Наташа лежала на жесткой софе и радовалась тому, что ей больше не приходится иметь дело с московским говном. Но скучать по Москве, она скучала. По той легкой весенней депрессии, которая начиналась еще в конце февраля, когда каждое второе утро над городом ярко светило солнце. Тогда у Наташи щемило в груди. Она садилась возле окна, глядела вниз на прохожих и думала о том, что они к кому-то идут. Их ждут дома, и у них есть дом. В доме они греют обед – на двоих, а вечером зажигают свет. У Цоя есть такая песня, вернее была: «Они говорят им нельзя рисковать. Потому что у них есть дом, в доме горит свет... И я не знаю точно, кто из нас прав. Меня ждет на улице дождь, их ждет дома обед...»
Каждую весну, когда над Москвой все чаще появлялось солнце, в душе Наташи начинало штормить, особенно в яркие звенящие дни. Когда прохожие тверже бросали шаг, устав осторожничать на тонком льду. Когда двадцатилетние девушки цвели тем, что у них еще все будет, что все еще впереди. Цоканье их каблуков, щебет птиц, лопанье почек на деревьях поднимали в душе Наташи шторм – легкий, бурь не бывало. Она оглядывалась назад и встречалась взглядом со своим одиночеством. Она смотрела вперед, и оттуда на нее смотрело оно же. Десять лет назад она бы в это не поверила.
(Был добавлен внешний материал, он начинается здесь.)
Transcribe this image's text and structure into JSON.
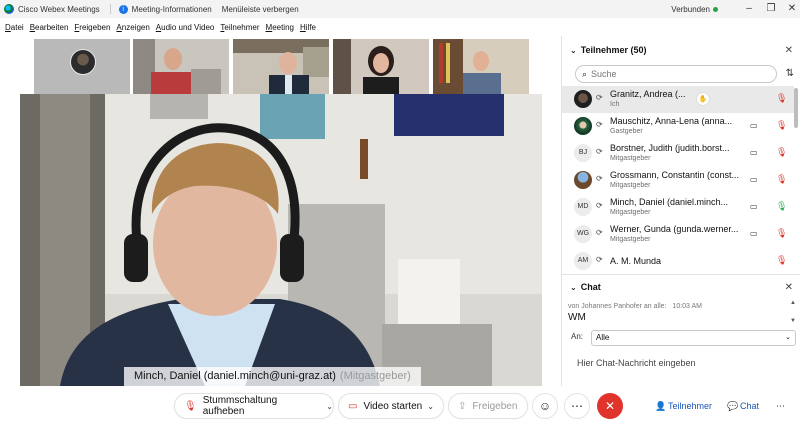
{
  "titlebar": {
    "app_title": "Cisco Webex Meetings",
    "info_label": "Meeting-Informationen",
    "hide_menu": "Menüleiste verbergen",
    "status": "Verbunden",
    "status_color": "#25a244"
  },
  "menu": [
    "Datei",
    "Bearbeiten",
    "Freigeben",
    "Anzeigen",
    "Audio und Video",
    "Teilnehmer",
    "Meeting",
    "Hilfe"
  ],
  "main_video": {
    "caption_name": "Minch, Daniel (daniel.minch@uni-graz.at)",
    "caption_role": "(Mitgastgeber)"
  },
  "controls": {
    "mute": "Stummschaltung aufheben",
    "video": "Video starten",
    "share": "Freigeben",
    "participants_tab": "Teilnehmer",
    "chat_tab": "Chat",
    "end_color": "#e0332b"
  },
  "participants": {
    "header": "Teilnehmer (50)",
    "search_placeholder": "Suche",
    "list": [
      {
        "name": "Granitz, Andrea (...",
        "role": "Ich",
        "avatar": "",
        "mic": "muted",
        "cam": false
      },
      {
        "name": "Mauschitz, Anna-Lena (anna...",
        "role": "Gastgeber",
        "avatar": "",
        "mic": "muted",
        "cam": true
      },
      {
        "name": "Borstner, Judith (judith.borst...",
        "role": "Mitgastgeber",
        "avatar": "BJ",
        "mic": "muted",
        "cam": true
      },
      {
        "name": "Grossmann, Constantin (const...",
        "role": "Mitgastgeber",
        "avatar": "",
        "mic": "muted",
        "cam": true
      },
      {
        "name": "Minch, Daniel (daniel.minch...",
        "role": "Mitgastgeber",
        "avatar": "MD",
        "mic": "active",
        "cam": true
      },
      {
        "name": "Werner, Gunda (gunda.werner...",
        "role": "Mitgastgeber",
        "avatar": "WG",
        "mic": "muted",
        "cam": true
      },
      {
        "name": "A. M. Munda",
        "role": "",
        "avatar": "AM",
        "mic": "muted",
        "cam": false
      }
    ]
  },
  "chat": {
    "header": "Chat",
    "message_meta": "von Johannes Panhofer an alle:",
    "message_time": "10:03 AM",
    "message_text": "WM",
    "to_label": "An:",
    "to_value": "Alle",
    "input_placeholder": "Hier Chat-Nachricht eingeben"
  }
}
Почти все военные репортеры были одинокими, даже если дома их ждал кто-то второй. Профессия предполагала одиночество, потому что ждать тяжело, и лучше бы дом был пуст, и свет бы в нем загорался лишь изредка, в перерывах между командировками. Но чаще кто-то второй – незнакомый с войной, ненавидящий ее, как соперницу, – все равно ждал, грел обед на одного, нажимал на включатель и снова ждал, постоянно ждал. Профессия предполагала одиночество, и поэтому выбравший войну уходил из дома, чтобы побыть одному. Чувство одиночества его кололо сильней, чем других. И уже нельзя было сказать – он выбрал войну, потому что был одинок рядом с другими, или война сделала его одиноким, и теперь ему стало можно рисковать.
Наташу никто не ждал, весной у нее случалась легкая депрессия. Этой весной, прожитой на Кавказе, у нее случилась депрессия по отсутствию депрессии.
Она опустила ноги на холодный пол. Хотелось согреться.
Из зеленой бутылки едко пахло. Она вынула из горлышка маслянистую пробку и капнула едким на кусок тряпки. Жидкость растеклась по ней неровным жирным пятном. Поднесла к тряпке зажигалку – проверить, как горит. Материя не вспыхнула.
«Мало налила», – подумала Наташа и капнула из бутылки еще, пятно пошло по всей тряпке.
Плеснула немного на хворост в печи, сверху положила смоченную тряпку. Вынула зажигалку из кармана, сунула ее в окошко печи, прошлась большим пальцем по колесику. Не горит.
– Вашу мать... – выругалась.
Сняла сверху самый маленький круг. Просунула руку в отверстие второго, заглянула туда – в черную дыру, чтобы увидеть, когда загорится, и еще раз пальцем по колесику.
Раскаленный кулак ударил в лицо. Ее отбросило к противоположной стене. Грохнуло где-то в лобной части головы, лопнуло и потекло по губам. Лицо горело, но, лежа на полу, она боялась поднести к нему руку – носа, глаз, щек больше не было, после такого удара быть не могло.
Она привстала, держась за стену.
Слышится топот. Наташу качает. Дверь распахивается, ударяется о стену. Вбегает несколько человек в камуфляже. Дула автоматов подняты.